I frequently get into this argument with people about how Postel's law is misguided. Being liberal in what you accept comes at _huge_ costs to the entire ecosystem and there are much better ways to design flexibility into protocols.
> Being liberal in what you accept comes at _huge_ costs to the entire ecosyste
Why do you believe that?
Being liberal in what you accept doesn't mean you can't do input validation or you're forced to pass through unsupported parameters.
It's pretty obvious you validate the input that is relevant to your own case, you do not throw errors if you stumble upon input parameters you don't support, and then you ignore the irrelevant fields.
The law is "be conservative in what you send, be liberal in what you accept". The first one is pretty obvious.
How do you add cost to the entire ecosystem by only using the fields you need to use?
The problem with Postel's law is that people apply it to interpreting Postel's law. They read it as encouraging you to accept any input, and trying to continue in the face of nonsense. They accept malformed input & attempt to make sense of it, instead of rejecting it because the fields they care about are malformed. Then the users depend on that behavior, and it ossifies. The system becomes brittle & difficult to change.
I like to call it the "hardness principle". It makes your system take longer to break, but when it does it's more damaging than it would have been if you'd rejected malformed input in the first place.
> They accept malformed input & attempt to make sense of it, instead of rejecting it because the fields they care about are malformed.
I don't think that's true at all. The whole point of the law is that your interfaces should be robust, and still accept input that might be nonconforming in some way but still be possible to validate.
The principle still states that if you cannot validate input, you should not accept it.
The state of HTML parsing should convince you that if you follow postel's law in one browser then every other browser has to follow it in the same way.
That's a truism in general. If you're liberal in what you accept, then the allowances you make effectively become part of your protocol specification; and if you hope for interoperability, then everyone has to be follow the same protocol specification which now has to include all of those unofficial allowances you (and other implementors) have paved the road to hell with. If that's not the case, then you don't really have compatible services, you just have services that coincidentally happen to work the same way sometimes, and fail other times in possibly spectacular ways.
I have always been a proponent for the exact opposite of Postel's law: If it's important for a service to be accommodating in what it accepts, then those accommodations should be explicit in the written spec. Services MUST NOT be liberal in what they accept; they should start from the position of accepting nothing at all, and then only begrudgingly accept inputs the spec tells them they have to, and never more than that.
HTML eventually found its way there after wandering blindly in the wilderness for a decade and dragging all of us behind it kicking and screaming the entire time; but at least it got there in the end.
> The state of HTML parsing should convince you that if you follow postel's law in one browser then every other browser has to follow it in the same way.

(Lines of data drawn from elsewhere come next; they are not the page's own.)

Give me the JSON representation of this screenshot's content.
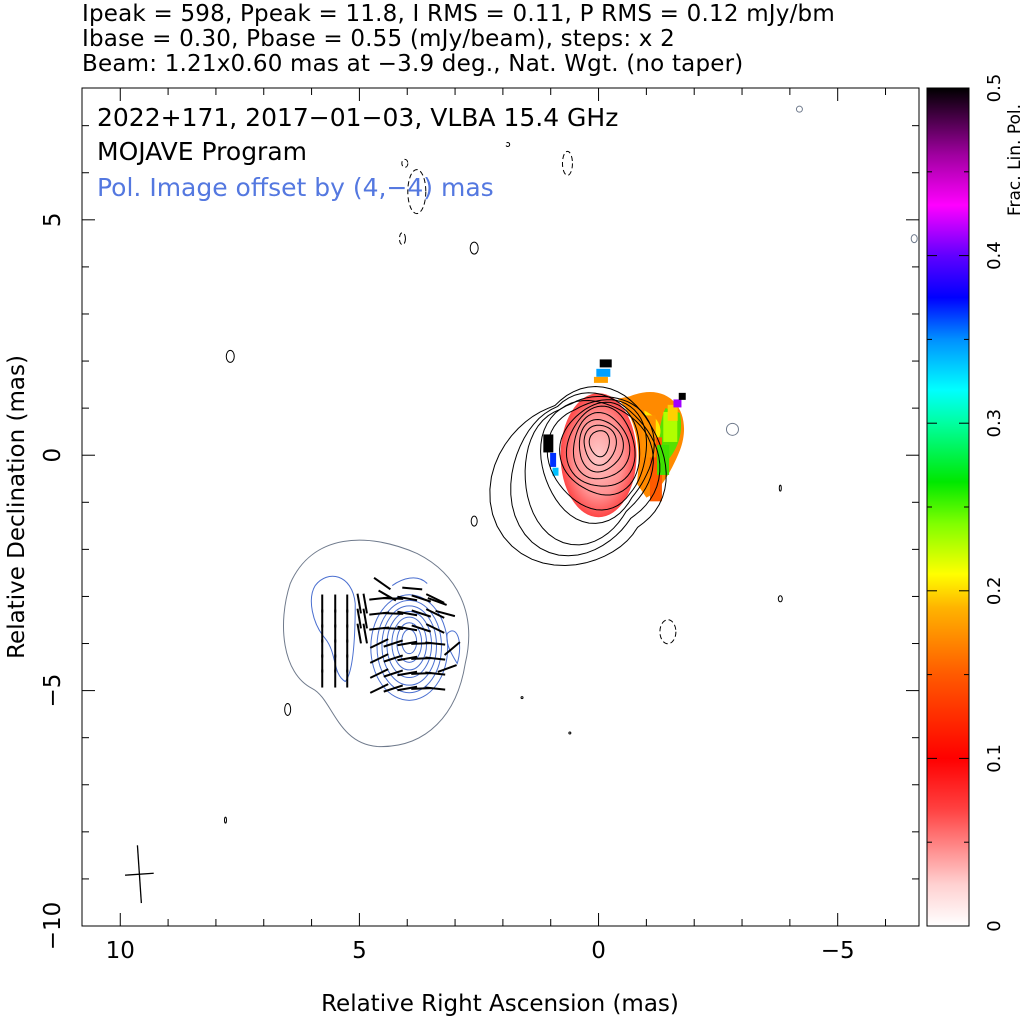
{
  "header": {
    "line1": "Ipeak = 598, Ppeak = 11.8, I RMS = 0.11, P RMS = 0.12 mJy/bm",
    "line2": "Ibase = 0.30, Pbase = 0.55 (mJy/beam), steps: x 2",
    "line3": "Beam: 1.21x0.60 mas at −3.9 deg., Nat. Wgt. (no taper)"
  },
  "chart_data": {
    "type": "contour",
    "annotations": {
      "source_line": "2022+171, 2017−01−03, VLBA 15.4 GHz",
      "program_line": "MOJAVE Program",
      "offset_line": "Pol. Image offset by (4,−4) mas"
    },
    "xlabel": "Relative Right Ascension (mas)",
    "ylabel": "Relative Declination (mas)",
    "xlim": [
      10.8,
      -6.7
    ],
    "ylim": [
      -10,
      7.8
    ],
    "xticks": [
      10,
      5,
      0,
      -5
    ],
    "xtick_labels": [
      "10",
      "5",
      "0",
      "−5"
    ],
    "yticks": [
      5,
      0,
      -5,
      -10
    ],
    "ytick_labels": [
      "5",
      "0",
      "−5",
      "−10"
    ],
    "colorbar": {
      "label": "Frac. Lin. Pol.",
      "range": [
        0,
        0.5
      ],
      "ticks": [
        0,
        0.1,
        0.2,
        0.3,
        0.4,
        0.5
      ],
      "tick_labels": [
        "0",
        "0.1",
        "0.2",
        "0.3",
        "0.4",
        "0.5"
      ]
    },
    "stokes_i": {
      "peak_mJy_per_beam": 598,
      "base_mJy_per_beam": 0.3,
      "step_factor": 2,
      "core_position": [
        0,
        0
      ],
      "contour_count": 11
    },
    "polarization": {
      "peak_mJy_per_beam": 11.8,
      "base_mJy_per_beam": 0.55,
      "image_offset": [
        4,
        -4
      ]
    },
    "beam": {
      "major_mas": 1.21,
      "minor_mas": 0.6,
      "pa_deg": -3.9,
      "position": [
        9.6,
        -8.9
      ]
    },
    "colors": {
      "stokes_i_contours": "#000000",
      "pol_contours": "#4a6fd0",
      "offset_text": "#5478e0",
      "evpa_ticks": "#000000"
    }
  }
}
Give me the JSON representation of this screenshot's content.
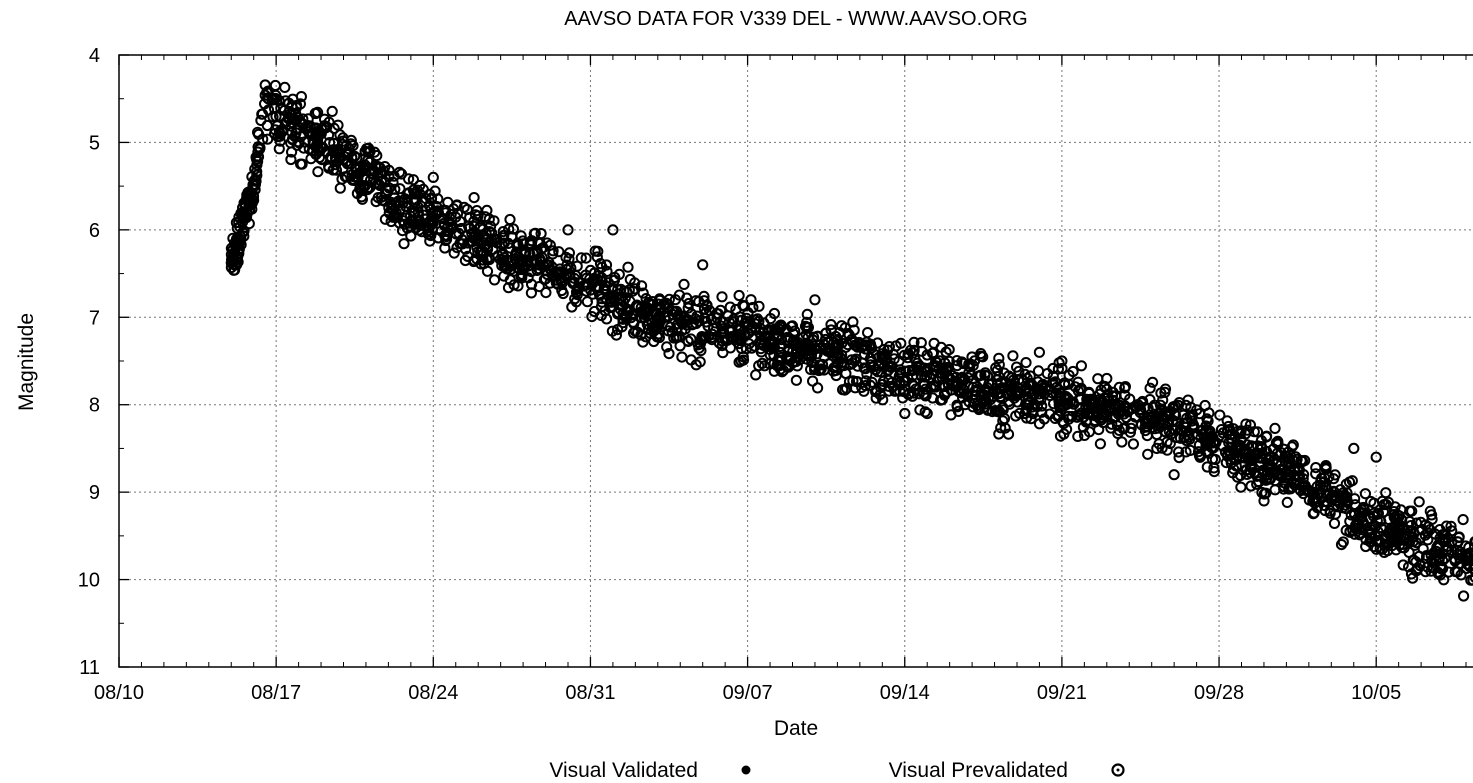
{
  "chart_data": {
    "type": "scatter",
    "title": "AAVSO DATA FOR V339 DEL - WWW.AAVSO.ORG",
    "xlabel": "Date",
    "ylabel": "Magnitude",
    "x_ticks": [
      "08/10",
      "08/17",
      "08/24",
      "08/31",
      "09/07",
      "09/14",
      "09/21",
      "09/28",
      "10/05"
    ],
    "y_ticks": [
      "4",
      "5",
      "6",
      "7",
      "8",
      "9",
      "10",
      "11"
    ],
    "xlim": [
      "2013-08-10",
      "2013-10-10"
    ],
    "ylim": [
      11,
      4
    ],
    "y_inverted": true,
    "grid": true,
    "legend_position": "bottom-center",
    "series": [
      {
        "name": "Visual Validated",
        "marker": "filled-dot",
        "x": [],
        "y": []
      },
      {
        "name": "Visual Prevalidated",
        "marker": "open-circle",
        "trend": {
          "x": [
            "2013-08-15",
            "2013-08-16",
            "2013-08-16.5",
            "2013-08-17",
            "2013-08-18",
            "2013-08-20",
            "2013-08-22",
            "2013-08-24",
            "2013-08-27",
            "2013-08-31",
            "2013-09-03",
            "2013-09-07",
            "2013-09-10",
            "2013-09-14",
            "2013-09-18",
            "2013-09-21",
            "2013-09-25",
            "2013-09-28",
            "2013-10-02",
            "2013-10-05",
            "2013-10-10"
          ],
          "y": [
            6.4,
            5.5,
            4.5,
            4.7,
            4.8,
            5.2,
            5.6,
            5.9,
            6.2,
            6.6,
            7.0,
            7.2,
            7.4,
            7.6,
            7.85,
            7.95,
            8.15,
            8.4,
            8.9,
            9.4,
            9.9
          ]
        },
        "outliers": {
          "x": [
            "2013-08-24",
            "2013-08-30",
            "2013-09-01",
            "2013-09-05",
            "2013-09-10",
            "2013-09-20",
            "2013-09-21",
            "2013-09-23",
            "2013-09-26",
            "2013-09-30",
            "2013-10-04",
            "2013-10-05",
            "2013-09-14",
            "2013-09-15"
          ],
          "y": [
            5.4,
            6.0,
            6.0,
            6.4,
            6.8,
            7.4,
            7.5,
            7.7,
            8.8,
            9.1,
            8.5,
            8.6,
            8.1,
            8.1
          ]
        }
      }
    ]
  }
}
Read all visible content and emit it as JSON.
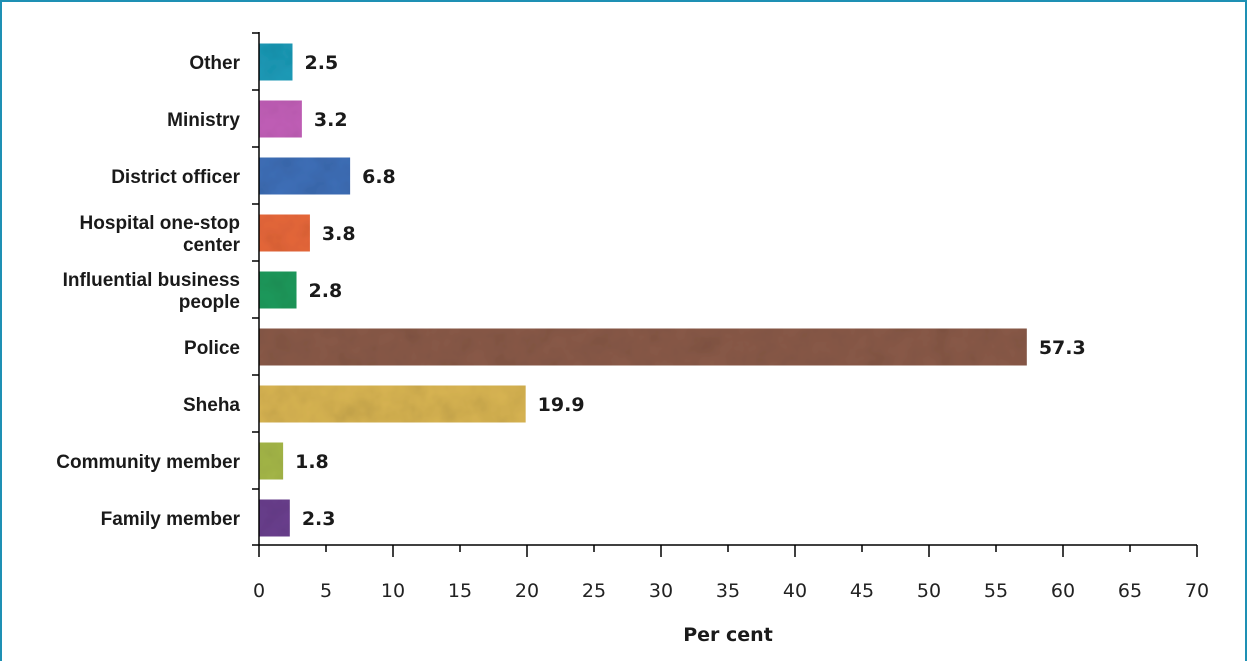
{
  "chart_data": {
    "type": "bar",
    "orientation": "horizontal",
    "title": "",
    "xlabel": "Per cent",
    "ylabel": "",
    "xlim": [
      0,
      70
    ],
    "xticks": [
      0,
      5,
      10,
      15,
      20,
      25,
      30,
      35,
      40,
      45,
      50,
      55,
      60,
      65,
      70
    ],
    "xtick_labels": [
      "0",
      "5",
      "10",
      "15",
      "20",
      "25",
      "30",
      "35",
      "40",
      "45",
      "50",
      "55",
      "60",
      "65",
      "70"
    ],
    "grid": false,
    "legend": "none",
    "categories": [
      [
        "Other"
      ],
      [
        "Ministry"
      ],
      [
        "District officer"
      ],
      [
        "Hospital one-stop",
        "center"
      ],
      [
        "Influential business",
        "people"
      ],
      [
        "Police"
      ],
      [
        "Sheha"
      ],
      [
        "Community member"
      ],
      [
        "Family member"
      ]
    ],
    "values": [
      2.5,
      3.2,
      6.8,
      3.8,
      2.8,
      57.3,
      19.9,
      1.8,
      2.3
    ],
    "value_labels": [
      "2.5",
      "3.2",
      "6.8",
      "3.8",
      "2.8",
      "57.3",
      "19.9",
      "1.8",
      "2.3"
    ],
    "colors": [
      "#1b9bb8",
      "#c25fb8",
      "#3e6fb8",
      "#e8683a",
      "#1f9a5c",
      "#8a5a48",
      "#d8b452",
      "#a6b848",
      "#6a3f8e"
    ]
  }
}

No. Your claim expresses a critical misunderstanding of the principle. It's desirable that a browser should be robust to support broken but still perfectly parceable HTML. Otherwise, it fails to be even useable when dealing with anything but perfectly compliant documents, which mind you means absolutely none whatsoever.
But just because a browser supports broken documents, that doesn't make them less broken. It just means that the severity of the issue is downgraded, and users of said browser have one less reason to migrate.

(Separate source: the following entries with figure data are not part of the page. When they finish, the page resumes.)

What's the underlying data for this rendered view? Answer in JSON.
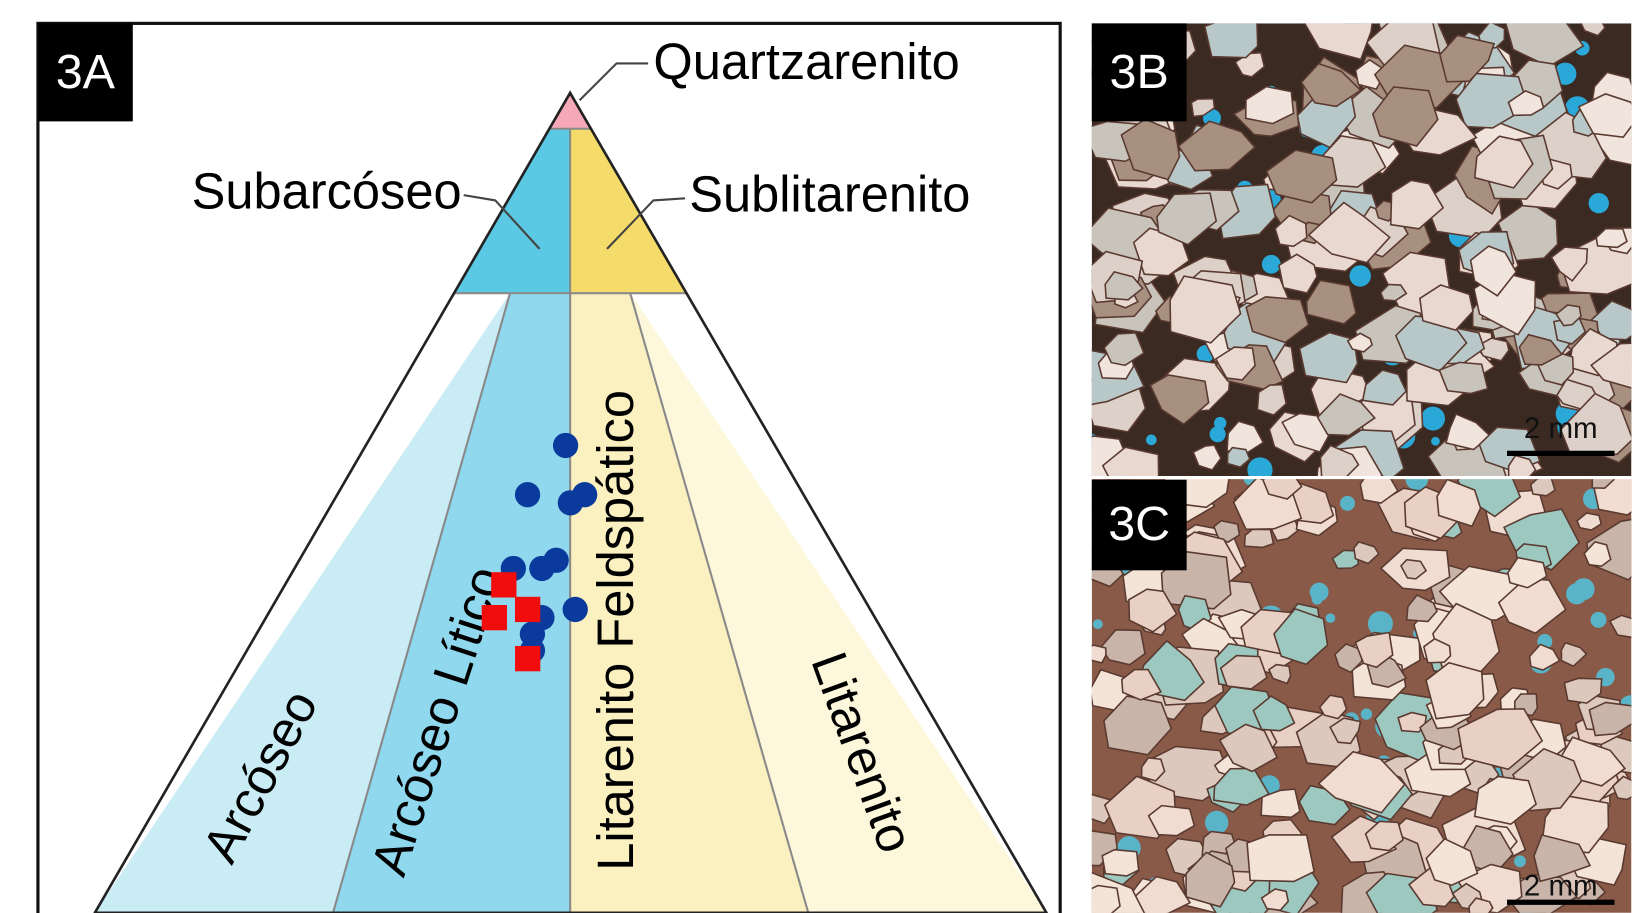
{
  "panels": {
    "a": {
      "label": "3A",
      "fields": {
        "quartzarenite": "Quartzarenito",
        "subarkose": "Subarcóseo",
        "sublitharenite": "Sublitarenito",
        "arkose": "Arcóseo",
        "lithic_arkose": "Arcóseo Lítico",
        "feldspathic_litharenite": "Litarenito Feldspático",
        "litharenite": "Litarenito"
      },
      "samples": [
        {
          "shape": "circle",
          "color": "#0a3a9c",
          "points": [
            {
              "Q": 57,
              "F": 22,
              "L": 21
            },
            {
              "Q": 51,
              "F": 29,
              "L": 20
            },
            {
              "Q": 51,
              "F": 23,
              "L": 26
            },
            {
              "Q": 50,
              "F": 25,
              "L": 25
            },
            {
              "Q": 43,
              "F": 30,
              "L": 27
            },
            {
              "Q": 42,
              "F": 35,
              "L": 23
            },
            {
              "Q": 42,
              "F": 32,
              "L": 26
            },
            {
              "Q": 37,
              "F": 31,
              "L": 32
            },
            {
              "Q": 36,
              "F": 35,
              "L": 29
            },
            {
              "Q": 34,
              "F": 37,
              "L": 29
            },
            {
              "Q": 32,
              "F": 38,
              "L": 30
            }
          ]
        },
        {
          "shape": "square",
          "color": "#f20d0d",
          "points": [
            {
              "Q": 40,
              "F": 37,
              "L": 23
            },
            {
              "Q": 36,
              "F": 40,
              "L": 24
            },
            {
              "Q": 37,
              "F": 36,
              "L": 27
            },
            {
              "Q": 31,
              "F": 39,
              "L": 30
            }
          ]
        }
      ]
    },
    "b": {
      "label": "3B",
      "scale": "2 mm"
    },
    "c": {
      "label": "3C",
      "scale": "2 mm"
    }
  }
}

The reason the internet consists of 99% broken html is that all browsers accept that broken html.
If browsers had conformed to a rigid specification and only accepted valid input from the start, then people wouldn't have produced all that broken html and we wouldn't be in this mess that we are in now.
There are different interpretations about what "being liberal" means.
For example, some JSON parsers extend the language to accept comments and trailing commas. That is not a change that creates vulnerability.
Other parsers extend the language by accepting duplicated keys and disambiguate them with some random rule. That is is a vulnerability factory.
Being flexible by creating a well defined superlanguage is completely different from doing it with an ill-defined one that depends on heuristics and implementation details to be evaluated.
My counter argument is that the entire web exists because of Postel's law. HTML would just be another obsolete boring document format from the 1980s.
I agree that there are better ways to design flexibility into protocols but that requires effort, forethought, and most of all imagination. You might not imagine that your little scientific document format would eventually become the world's largest application platform and plan accordingly.